March is Women’s History Month. This celebration of female achievements began with a group of women in Santa Rosa, CA who formed The National Women’s History Project. If you’re unfamiliar with NWHP, I encourage you to check out their website. The efforts of this organization led Congress to request a Presidential Proclamation designating the week of March 7, 1982 as the first National Women’s History Week. In 1987, Congress responded to a petition from the NWHP and passed Pub. L. 100-9 which resulted in President Reagan signing a proclamation designating March 1987 as “Women’s History Month.” A proclamation has since been issued annually.Each year, The National Women’s History Project announces a theme, and encourages readers to submit names of women to be honored on their website. This year’s theme is Celebrating Women of Character, Courage and Commitment. I have chosen one of their honorees to highlight as ‘A Woman in Time.’
Agatha Tiegel Hanson was born in 1873. She became deaf and blind in one eye at the age of seven. To give historic context, Agatha entered the world just eight years after slavery was abolished, and one year after Susan B. Anthony and supporters were arrested for attempting to vote. In 1878, when Agatha was five, A Woman Suffrage Amendment was first introduced to Congress. In 1888, she enrolled at Gallaudet University, then a school for the deaf and blind. Agatha was one of 13 women allowed in on a trial basis. She graduated Valedictorian in 1893, the first deaf woman from Gallaudet with a Bachelor of Arts degree.
Agatha Tiegel Hanson was a woman of her time and ahead of her time. This is evident in her Valedictorian speech, “The Intellect of Woman,” which you can read in its entirety on handspeak.com. I find the following passage at the end of her speech particularly telling:
Over and above the peculiarities which pertain to a woman as a woman are her needs as a human being. She has her own way to make in the world, and she will succeed or fail in whatever sphere she moves, according as her judgment is rendered accurate, her moral nature cultivated, her thinking faculties strengthened. It is true that we have made a start in the right direction. But that start has been made very recently, and it is still too early to pass sentence on the results. There yet remains a large fund of prejudice to overcome, of false sentiment to combat, of narrow-minded opposition to triumph over. But there is no uncertainty as to the final outcome. Civilization is too far advanced not to acknowledge the justice of woman’s cause. She herself is too strongly impelled by a noble hunger for something better than she has known, too highly inspired by the vista of the glorious future, not to rise with determination and might and move on till all barriers crumble and fall.”

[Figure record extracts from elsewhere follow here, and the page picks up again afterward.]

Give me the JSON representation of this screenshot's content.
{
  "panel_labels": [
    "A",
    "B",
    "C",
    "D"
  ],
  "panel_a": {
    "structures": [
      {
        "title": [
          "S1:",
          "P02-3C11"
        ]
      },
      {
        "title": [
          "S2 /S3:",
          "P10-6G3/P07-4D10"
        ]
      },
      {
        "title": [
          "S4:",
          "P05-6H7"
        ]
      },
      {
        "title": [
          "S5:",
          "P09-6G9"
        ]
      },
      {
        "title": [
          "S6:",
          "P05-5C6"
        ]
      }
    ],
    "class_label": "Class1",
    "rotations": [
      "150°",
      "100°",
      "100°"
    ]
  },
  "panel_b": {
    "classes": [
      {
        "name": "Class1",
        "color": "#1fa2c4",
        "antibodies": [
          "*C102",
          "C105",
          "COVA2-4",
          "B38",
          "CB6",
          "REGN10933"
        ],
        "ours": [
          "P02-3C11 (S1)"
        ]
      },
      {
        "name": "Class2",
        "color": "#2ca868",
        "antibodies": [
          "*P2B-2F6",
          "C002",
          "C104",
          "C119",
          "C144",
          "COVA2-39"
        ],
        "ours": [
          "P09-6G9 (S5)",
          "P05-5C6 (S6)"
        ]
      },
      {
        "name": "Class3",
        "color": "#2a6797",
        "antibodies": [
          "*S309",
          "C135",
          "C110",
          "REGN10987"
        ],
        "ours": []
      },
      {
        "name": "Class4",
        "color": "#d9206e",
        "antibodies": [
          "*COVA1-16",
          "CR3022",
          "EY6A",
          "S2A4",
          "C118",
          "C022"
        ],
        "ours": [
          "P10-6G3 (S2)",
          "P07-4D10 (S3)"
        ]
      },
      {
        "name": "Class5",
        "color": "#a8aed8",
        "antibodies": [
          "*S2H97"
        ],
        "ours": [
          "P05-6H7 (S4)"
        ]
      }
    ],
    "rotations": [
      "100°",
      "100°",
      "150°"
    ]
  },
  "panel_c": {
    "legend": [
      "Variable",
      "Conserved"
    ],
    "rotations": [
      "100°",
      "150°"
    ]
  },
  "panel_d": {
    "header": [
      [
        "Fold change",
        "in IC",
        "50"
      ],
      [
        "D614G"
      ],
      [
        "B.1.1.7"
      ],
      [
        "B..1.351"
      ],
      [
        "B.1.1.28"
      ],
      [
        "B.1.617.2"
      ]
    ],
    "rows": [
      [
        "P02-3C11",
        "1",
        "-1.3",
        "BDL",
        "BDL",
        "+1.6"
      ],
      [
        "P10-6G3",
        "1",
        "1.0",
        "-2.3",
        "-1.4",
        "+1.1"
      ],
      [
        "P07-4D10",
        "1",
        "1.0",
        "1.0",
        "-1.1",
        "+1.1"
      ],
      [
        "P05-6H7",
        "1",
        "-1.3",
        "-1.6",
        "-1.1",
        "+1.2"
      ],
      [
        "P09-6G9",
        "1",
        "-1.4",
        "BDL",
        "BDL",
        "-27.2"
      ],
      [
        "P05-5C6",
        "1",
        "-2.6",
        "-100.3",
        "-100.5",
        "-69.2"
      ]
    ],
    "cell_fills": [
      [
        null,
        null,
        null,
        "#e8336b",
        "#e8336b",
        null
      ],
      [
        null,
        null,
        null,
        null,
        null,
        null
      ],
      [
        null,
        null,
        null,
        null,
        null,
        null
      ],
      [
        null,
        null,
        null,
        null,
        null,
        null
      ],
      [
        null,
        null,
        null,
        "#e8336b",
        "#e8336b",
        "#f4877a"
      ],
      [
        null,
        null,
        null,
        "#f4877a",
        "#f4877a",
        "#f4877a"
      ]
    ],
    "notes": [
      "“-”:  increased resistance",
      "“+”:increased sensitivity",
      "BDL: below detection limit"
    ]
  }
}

In this address, Agatha extols a woman’s right to independence of thought and deed. She knows full well the obstacles from history, and yet she demonstrates confidence in the evolution of civilization. She sees past historic bias and recognizes the momentum of change. This is progressive thinking from any woman of that day, but being deaf must have given Agatha particular insight to prevailing prejudice and the potency of determination. I can see why this strong and intelligent woman was honored by The National Women’s History Project.
In 1980, the National Women’s History Project (NWHP) was founded in Santa Rosa, California by Molly Murphy MacGregor, Mary Ruthsdotter, Maria Cuevas, Paula Hammett and Bette Morgan to broadcast women’s historical achievements.